La herencia de Sandino en Nicaragua
domingo 22 de febrero de 2009, 01:22h
Este pasado sábado se conmemoraba el 75 aniversario de la muerte de Augusto César Sandino, asesinado por quien perpetuaría durante más de 40 años una dinastía de totalitarismo y represión, el general Anastasio Somoza. La trayectoria de Sandino sirvió para que sus seguidores se uniesen en torno a la presunta ideología de su líder, y formasen lo que acabaría llamándose Frente Sandinista, principal protagonista de la revuelta armada que en 1979 derrocó al dictador Somoza. Fue entonces cuando emergió por primera vez la figura de Daniel Ortega, como cabeza visible de la llamada “revolución sandinista”. La democracia volvería al país con su derrota en las elecciones de 1990, aunque años después, en 2006, volvería a ganarlas, con un exiguo 37 por ciento de apoyo popular.

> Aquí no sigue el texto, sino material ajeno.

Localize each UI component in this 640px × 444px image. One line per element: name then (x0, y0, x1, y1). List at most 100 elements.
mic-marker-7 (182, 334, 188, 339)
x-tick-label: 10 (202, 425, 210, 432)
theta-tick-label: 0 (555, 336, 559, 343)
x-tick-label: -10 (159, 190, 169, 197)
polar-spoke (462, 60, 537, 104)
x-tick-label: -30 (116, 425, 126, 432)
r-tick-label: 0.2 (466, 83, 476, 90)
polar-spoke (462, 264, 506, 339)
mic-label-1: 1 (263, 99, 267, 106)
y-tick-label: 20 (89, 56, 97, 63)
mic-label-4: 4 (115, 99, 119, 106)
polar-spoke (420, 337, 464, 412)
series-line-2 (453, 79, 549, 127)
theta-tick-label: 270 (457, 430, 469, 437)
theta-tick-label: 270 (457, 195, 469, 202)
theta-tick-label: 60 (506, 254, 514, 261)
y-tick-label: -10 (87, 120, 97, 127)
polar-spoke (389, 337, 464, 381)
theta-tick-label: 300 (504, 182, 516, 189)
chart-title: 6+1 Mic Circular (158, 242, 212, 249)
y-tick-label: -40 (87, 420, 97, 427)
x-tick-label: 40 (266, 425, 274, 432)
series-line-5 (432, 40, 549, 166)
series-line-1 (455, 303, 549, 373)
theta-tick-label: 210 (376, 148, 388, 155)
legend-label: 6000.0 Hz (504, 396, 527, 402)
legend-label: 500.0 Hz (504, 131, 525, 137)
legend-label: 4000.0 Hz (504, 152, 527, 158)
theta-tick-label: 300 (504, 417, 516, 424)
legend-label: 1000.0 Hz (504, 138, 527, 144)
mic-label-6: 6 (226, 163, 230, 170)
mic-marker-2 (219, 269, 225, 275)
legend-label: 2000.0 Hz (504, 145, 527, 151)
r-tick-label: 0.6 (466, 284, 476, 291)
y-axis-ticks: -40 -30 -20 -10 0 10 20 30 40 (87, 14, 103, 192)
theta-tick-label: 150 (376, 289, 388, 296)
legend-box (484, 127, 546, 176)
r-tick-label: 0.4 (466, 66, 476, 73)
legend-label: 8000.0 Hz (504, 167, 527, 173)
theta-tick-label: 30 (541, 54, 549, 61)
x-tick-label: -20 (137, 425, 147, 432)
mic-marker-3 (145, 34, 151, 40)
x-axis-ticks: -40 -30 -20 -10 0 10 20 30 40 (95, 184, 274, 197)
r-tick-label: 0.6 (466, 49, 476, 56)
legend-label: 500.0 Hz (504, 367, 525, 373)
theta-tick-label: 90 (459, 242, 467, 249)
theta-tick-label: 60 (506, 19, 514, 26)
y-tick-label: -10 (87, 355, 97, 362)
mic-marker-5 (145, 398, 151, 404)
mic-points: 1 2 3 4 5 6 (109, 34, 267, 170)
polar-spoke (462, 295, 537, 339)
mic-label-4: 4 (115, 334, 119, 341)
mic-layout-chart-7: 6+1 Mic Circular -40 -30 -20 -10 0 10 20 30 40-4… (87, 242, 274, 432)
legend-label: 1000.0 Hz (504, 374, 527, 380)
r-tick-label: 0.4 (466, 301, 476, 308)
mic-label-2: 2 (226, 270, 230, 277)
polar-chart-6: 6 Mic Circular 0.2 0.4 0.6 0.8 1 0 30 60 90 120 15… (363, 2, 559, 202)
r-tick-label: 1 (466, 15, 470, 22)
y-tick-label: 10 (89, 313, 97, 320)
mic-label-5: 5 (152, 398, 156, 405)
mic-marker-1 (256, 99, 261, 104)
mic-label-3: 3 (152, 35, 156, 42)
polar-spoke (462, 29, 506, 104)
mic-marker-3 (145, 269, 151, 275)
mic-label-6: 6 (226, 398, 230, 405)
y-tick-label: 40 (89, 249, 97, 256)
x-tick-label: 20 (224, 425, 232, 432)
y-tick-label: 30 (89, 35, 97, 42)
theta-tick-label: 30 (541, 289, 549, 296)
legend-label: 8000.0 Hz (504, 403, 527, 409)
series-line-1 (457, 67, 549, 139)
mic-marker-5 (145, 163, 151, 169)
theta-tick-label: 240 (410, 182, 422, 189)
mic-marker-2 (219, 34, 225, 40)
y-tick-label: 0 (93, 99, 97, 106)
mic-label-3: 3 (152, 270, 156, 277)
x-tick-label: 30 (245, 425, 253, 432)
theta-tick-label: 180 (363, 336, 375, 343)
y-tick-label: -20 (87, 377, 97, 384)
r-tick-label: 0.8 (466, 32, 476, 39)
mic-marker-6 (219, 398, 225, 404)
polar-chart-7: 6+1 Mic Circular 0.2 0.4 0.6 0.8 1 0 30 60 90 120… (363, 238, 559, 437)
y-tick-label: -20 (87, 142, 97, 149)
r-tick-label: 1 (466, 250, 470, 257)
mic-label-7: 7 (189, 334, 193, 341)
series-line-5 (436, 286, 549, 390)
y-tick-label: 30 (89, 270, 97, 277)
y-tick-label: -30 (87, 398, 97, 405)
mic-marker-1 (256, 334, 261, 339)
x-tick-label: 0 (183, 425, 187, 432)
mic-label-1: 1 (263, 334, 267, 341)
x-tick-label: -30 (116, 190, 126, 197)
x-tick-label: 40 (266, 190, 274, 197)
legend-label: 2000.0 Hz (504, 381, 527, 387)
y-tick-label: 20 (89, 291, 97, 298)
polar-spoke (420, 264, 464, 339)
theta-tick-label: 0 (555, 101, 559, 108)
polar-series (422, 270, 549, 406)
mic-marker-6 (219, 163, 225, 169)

¿Qué queda del legado de Sandino en sus actuales herederos políticos? A decir verdad, bastante poco. Se ha vinculado siempre al líder nicaragüense con movimientos de izquierda y, si bien es cierto que ésta y no otra era su adscripción ideológica, conviene tener presente que Sandino era, ante todo, un ferviente defensor de su tierra, a la que quería ver libre de intromisiones extranjeras, fundamentalmente de Estados Unidos. En suma, un nacionalismo bienintencionado -rara avis, por lo demás-. Daniel Ortega y los suyos vincularon su figura al marxismo y, enarbolando esa bandera, rigieron los destinos de Nicaragua durante demasiado tiempo. Luego, tras varias derrotas electorales, tocaría suavizar el mensaje, con permanentes referencias conciliadoras hacia Estados Unidos y un discurso bastante menos beligerante. Su llegada al poder en 2006 despejó las dudas sobre la veracidad de sus intenciones, viéndose a las claras que su presunto cambio no era sino una mera impostura de cara a ganar las elecciones atrayéndose a los indecisos. Le ayudó la división de la oposición, algo que parece ser habitual en la política hispanoamericana, como por ejemplo en Venezuela. Hoy Daniel Ortega intenta seguir la estela marcada por Castro y Chávez, si bien ni tiene la capacidad del primero ni el petróleo del segundo. Pero sí la desfachatez de acoger a terroristas de las FARC y llamarlos “hermanos”. El ejemplo nicaragüense es otro más de esos países cuya ciudadanía se merece líderes mejores, pero que no acaba de encontrarlos.